Regular visitors to the Knolls know that for the last seven years we’ve had a love-hate relationship with our indoor turtle pond. We’ve loved the unique design and the fact that it houses several Emydoidea blandingii, or Blanding’s turtles, an Illinois endangered species.
What we haven’t loved are the repeated maintenance issues we’ve faced since the Blanding’s first moved into the pond. Lighting failed. Rocks shifted and trapped turtles underwater. Limestone leached minerals into the water and drove pH values sky high, which necessitated constant conditioning and monitoring.
But probably the peskiest problem has been the leaks. Even though the pond’s liner was thick and tough, the action of turtles repeatedly sliding over the edges eventually abraded the material, and we wound up with water on the floor. Then the waterfall went wonky.
I won’t bore you with the details of our various stop-gap fixes, which included a bright blue, 300-gallon stock tank and several cans of As Seen on TV Flex Seal. But I will tell you that things reached an absolute low one day last August.
The filter’s intake pipe had again clogged, water movement had ceased, and a fine layer of scum coated the water’s surface. Some of the turtles responded by retreating to the bottom of the pond and clamming up, while others climbed out and buried themselves in mulch.
What was a very bad day for the pond, however, turned out to be a very good day for Hickory Knolls. For that was the day that Greg Wittstock, founder of Aquascape Inc. in St. Charles, visited and spoke these historic words: “I can help you.”
What Greg told us was that our case was not unique and that Aquascape has remedied all sorts of pond ailments. Aided by the park district’s crack facilities crew, a team of expert plumbers and electricians, a plan for a new Blanding’s habitat developed.
An added bonus was the fact that Greg, whose nickname is The Pond Guy, also is a Turtle Guy. As a kid, his hobby of turtlekeeping led to lots of experimentation with pond setups as he strove to create the best possible conditions for his reptile friends. (If you ever visited Aqualand, Aquascape’s headquarters, one of the first things you’ll notice are all the turtles — contented, dare I say happy, turtles — swimming in the ponds.)
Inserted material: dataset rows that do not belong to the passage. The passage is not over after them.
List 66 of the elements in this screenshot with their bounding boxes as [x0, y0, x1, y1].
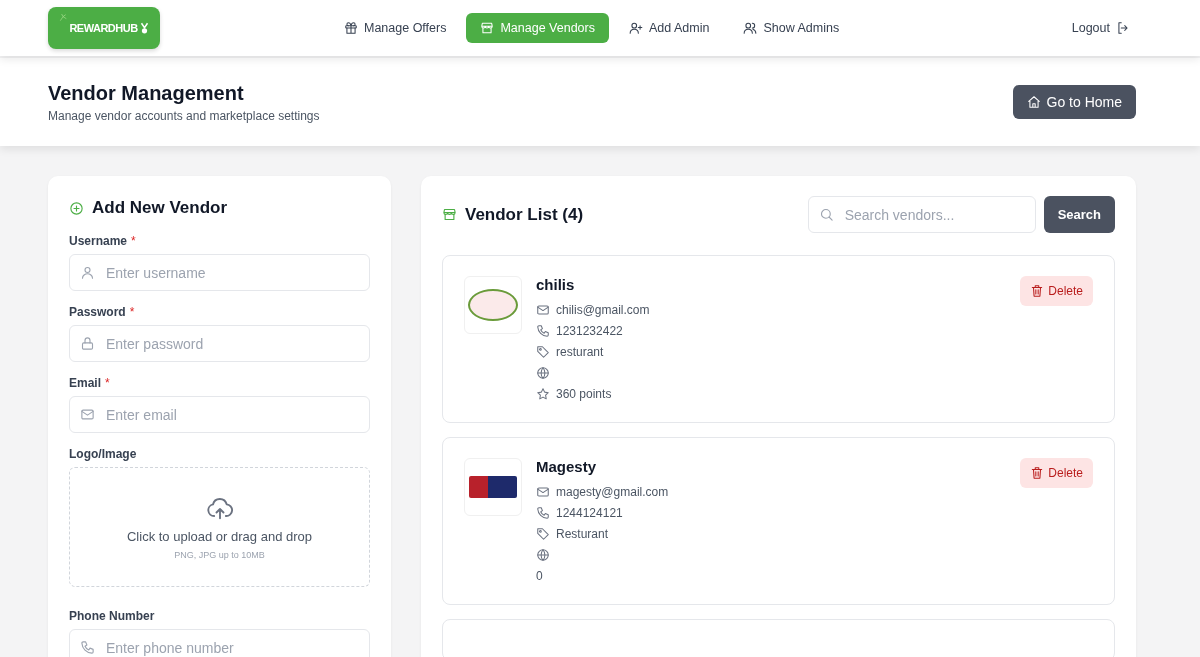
required-asterisk: *	[129, 305, 135, 319]
vendor-email: magesty@gmail.com	[556, 484, 669, 499]
user-icon	[80, 265, 95, 280]
nav-tab[interactable]: Show Admins	[729, 13, 854, 43]
delete-button[interactable]: Delete	[1020, 276, 1093, 306]
page-subtitle: Manage vendor accounts and marketplace settings	[48, 108, 320, 123]
store-icon	[442, 207, 457, 222]
upload-dropzone[interactable]: Click to upload or drag and drop PNG, JPG up to 10MB	[69, 467, 370, 587]
vendor-points: 0	[536, 568, 543, 583]
input-field[interactable]: Enter password	[69, 325, 370, 362]
nav-tab[interactable]: Add Admin	[614, 13, 724, 43]
brand-name: REWARDHUB	[69, 22, 138, 34]
vendor-logo-placeholder	[464, 276, 522, 334]
vendor-list-title: Vendor List (4)	[465, 204, 584, 225]
logout-icon	[1116, 21, 1130, 35]
required-asterisk: *	[131, 234, 136, 248]
mail-icon	[536, 302, 550, 317]
field-label: Username	[69, 234, 128, 248]
search-icon	[818, 207, 834, 222]
mail-icon	[536, 484, 550, 499]
vendor-category: Resturant	[556, 526, 609, 541]
medal-icon	[139, 21, 149, 35]
required-asterisk: *	[105, 376, 110, 390]
upload-prompt: Click to upload or drag and drop	[127, 528, 312, 544]
logout-button[interactable]: Logout	[1065, 20, 1136, 36]
phone-icon	[80, 640, 95, 655]
vendor-phone: 1244124121	[556, 505, 623, 520]
users-icon	[743, 21, 758, 35]
phone-icon	[536, 505, 550, 520]
vendor-points: 360 points	[556, 386, 612, 401]
globe-icon	[536, 547, 550, 562]
input-field[interactable]: Enter username	[69, 254, 370, 291]
search-field[interactable]: Search vendors...	[807, 196, 1036, 233]
input-field[interactable]: Enter email	[69, 396, 370, 433]
home-icon	[1026, 95, 1041, 109]
form-title: Add New Vendor	[92, 198, 228, 218]
trash-icon	[1030, 466, 1045, 480]
tag-icon	[536, 344, 550, 359]
lock-icon	[80, 336, 95, 351]
mail-icon	[80, 407, 95, 422]
phone-icon	[536, 323, 550, 338]
add-user-icon	[628, 21, 643, 35]
go-to-home-button[interactable]: Go to Home	[1012, 85, 1136, 119]
gift-icon	[344, 21, 358, 35]
vendor-logo-placeholder	[464, 458, 522, 516]
vendor-category: resturant	[556, 344, 604, 359]
field-label: Password	[69, 305, 126, 319]
trash-icon	[1030, 284, 1045, 298]
plus-circle-icon	[69, 200, 84, 216]
vendor-phone: 1231232422	[556, 323, 623, 338]
field-label: Logo/Image	[69, 447, 137, 461]
search-button[interactable]: Search	[1043, 196, 1115, 233]
vendor-email: chilis@gmail.com	[556, 302, 650, 317]
delete-button[interactable]: Delete	[1020, 458, 1093, 488]
field-label: Email	[69, 376, 101, 390]
star-icon	[536, 386, 550, 401]
tag-icon	[536, 526, 550, 541]
field-label: Phone Number	[69, 609, 155, 623]
input-field[interactable]: Enter phone number	[69, 629, 370, 657]
nav-tab[interactable]: Manage Offers	[330, 13, 461, 43]
vendor-name: chilis	[536, 276, 576, 293]
globe-icon	[536, 365, 550, 380]
upload-hint: PNG, JPG up to 10MB	[174, 549, 265, 560]
vendor-name: Magesty	[536, 458, 598, 475]
store-icon	[480, 21, 495, 35]
page-title: Vendor Management	[48, 81, 245, 105]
Flash forward to today. The new pond has been up and running for a few weeks and all indications are that the rebuild was a resounding success. From a visitor’s perspective, the pond is pretty. From a facility manager’s perspective, all the mechanicals work and the floor is dry.
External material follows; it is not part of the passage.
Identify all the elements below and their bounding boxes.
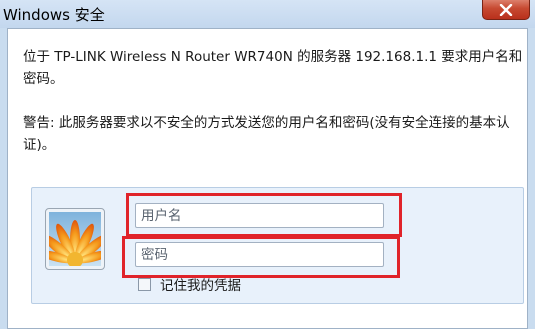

And from the turtles’ perspective, gauged by the checklist in the “In Practice” article, life is good. They feed, they bask, they paddle about the pond and explore its various rock and wood features. Best of all, they exhibit what the article’s authors call physical quiescence: “unremarkable relaxed activity, e.g., free from apprehension and fear activities.”
All turtle lives are important, but the Blanding’s turtles at Hickory Knolls carry the added significance of being part of a regional effort to aid the recovery of wild Blanding’s populations. They function as education animals, showing people what the Blanding’s turtle looks like. Signs adjacent to the pond explain why Blanding’s are endangered and what folks can do to help.
It’s still a little chilly to head outside and observe turtles displaying healthy behaviors in the wild. That day will be here soon enough. In the meantime, if you have a hankering to see some contented turtles, head on over to Hickory Knolls. As you watch them go about their daily routines in a relaxed and unhurried way, you’ll find yourself relaxing, too.
Who knows? You might even find yourself in a state of physical quiescence.